If the person has their own asthma action plan, follow it. If they do not, use standard asthma first aid. A blue/grey reliever puffer is commonly used in asthma first aid, and asthma reliever medicine is unlikely to harm someone even if the breathing problem turns out not to be asthma.

When to Call 000
Call 000 immediately if the person is severely short of breath, cannot speak normally, is getting worse quickly, is blue around the lips, becomes drowsy or exhausted, collapses, or you are seriously worried.
If symptoms are mild to moderate, give asthma first aid and reassess after 4 minutes. If breathing has not returned to normal after reliever medication, call 000 and continue asthma first aid until paramedics arrive.
If they become unresponsive
Follow DRSABCD. Check response and breathing, call 000, start CPR if they are not breathing normally, and use an AED if one is available.
Why Asthma First Aid Training Matters
Asthma first aid is easy to read but harder to do calmly the first time someone is frightened and struggling to breathe. Training gives you a chance to practise positioning, spacer technique, reliever dosing steps, calling 000, and handing over to emergency services.
- Parents and carers can practise helping a child with a spacer.
- Educators can prepare for asthma emergencies in childcare, school, and sport settings.
- Workplace first aiders can respond faster when a coworker has sudden breathing difficulty.

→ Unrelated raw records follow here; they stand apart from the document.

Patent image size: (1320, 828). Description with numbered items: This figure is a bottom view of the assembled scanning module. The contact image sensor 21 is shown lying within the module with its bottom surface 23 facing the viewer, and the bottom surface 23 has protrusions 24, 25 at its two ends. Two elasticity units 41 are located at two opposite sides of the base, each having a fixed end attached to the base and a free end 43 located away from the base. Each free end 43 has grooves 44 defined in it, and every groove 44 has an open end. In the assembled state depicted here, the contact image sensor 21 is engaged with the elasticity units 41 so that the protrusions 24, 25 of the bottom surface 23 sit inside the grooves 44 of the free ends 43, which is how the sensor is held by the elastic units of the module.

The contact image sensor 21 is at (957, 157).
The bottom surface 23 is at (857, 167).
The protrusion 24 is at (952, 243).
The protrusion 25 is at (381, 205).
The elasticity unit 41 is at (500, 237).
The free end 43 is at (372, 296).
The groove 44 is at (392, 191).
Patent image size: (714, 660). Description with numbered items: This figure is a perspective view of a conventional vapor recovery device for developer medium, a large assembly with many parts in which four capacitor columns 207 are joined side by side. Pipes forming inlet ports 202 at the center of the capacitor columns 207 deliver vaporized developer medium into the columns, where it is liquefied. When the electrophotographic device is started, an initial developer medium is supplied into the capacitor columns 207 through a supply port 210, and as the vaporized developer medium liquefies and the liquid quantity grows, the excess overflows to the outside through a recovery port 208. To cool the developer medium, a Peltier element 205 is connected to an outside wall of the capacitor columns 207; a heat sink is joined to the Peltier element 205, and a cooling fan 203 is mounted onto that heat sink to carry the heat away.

- Everyone can learn when to stop waiting and call 000.
Our HLTAID011 Provide First Aid course includes asthma first aid as part of broader emergency response training. For educators and people caring for children, HLTAID012 Provide First Aid in an Education and Care Setting is usually the better fit because it focuses more closely on child and care-setting emergencies.
If you are comparing options, this guide to different types of first aid courses in Australia can help you choose the right level. For a child-specific overview, see our article on asthma in children.

Common Questions
Can I help if the person does not have their own puffer?
Yes. If someone appears to be having an asthma attack and their reliever is not available, asthma first aid guidance allows use of another blue/grey reliever puffer if available. Call 000 if symptoms are severe, not improving, or you are unsure.
Should someone lie down during an asthma attack?
No. Sit them upright in a comfortable position. Lying down can make breathing feel harder.
Is a spacer really necessary?
A spacer is preferred where available because it helps the person take the medicine in more effectively. If there is no spacer, use the puffer according to asthma first aid guidance and call 000 if the person is not improving.
Can asthma first aid be used if it might not be asthma?
Yes. National Asthma Council guidance notes that asthma reliever medicine is unlikely to harm someone even if the main problem is not asthma. If the person is struggling to breathe, call 000.
Final Thoughts
An asthma attack can shift from worrying to life-threatening quickly. The best first aider is not the person with the fanciest equipment. It is the person who recognises breathing trouble, sits the person upright, gives reliever medication correctly, calls 000 at the right time, and keeps going until help arrives.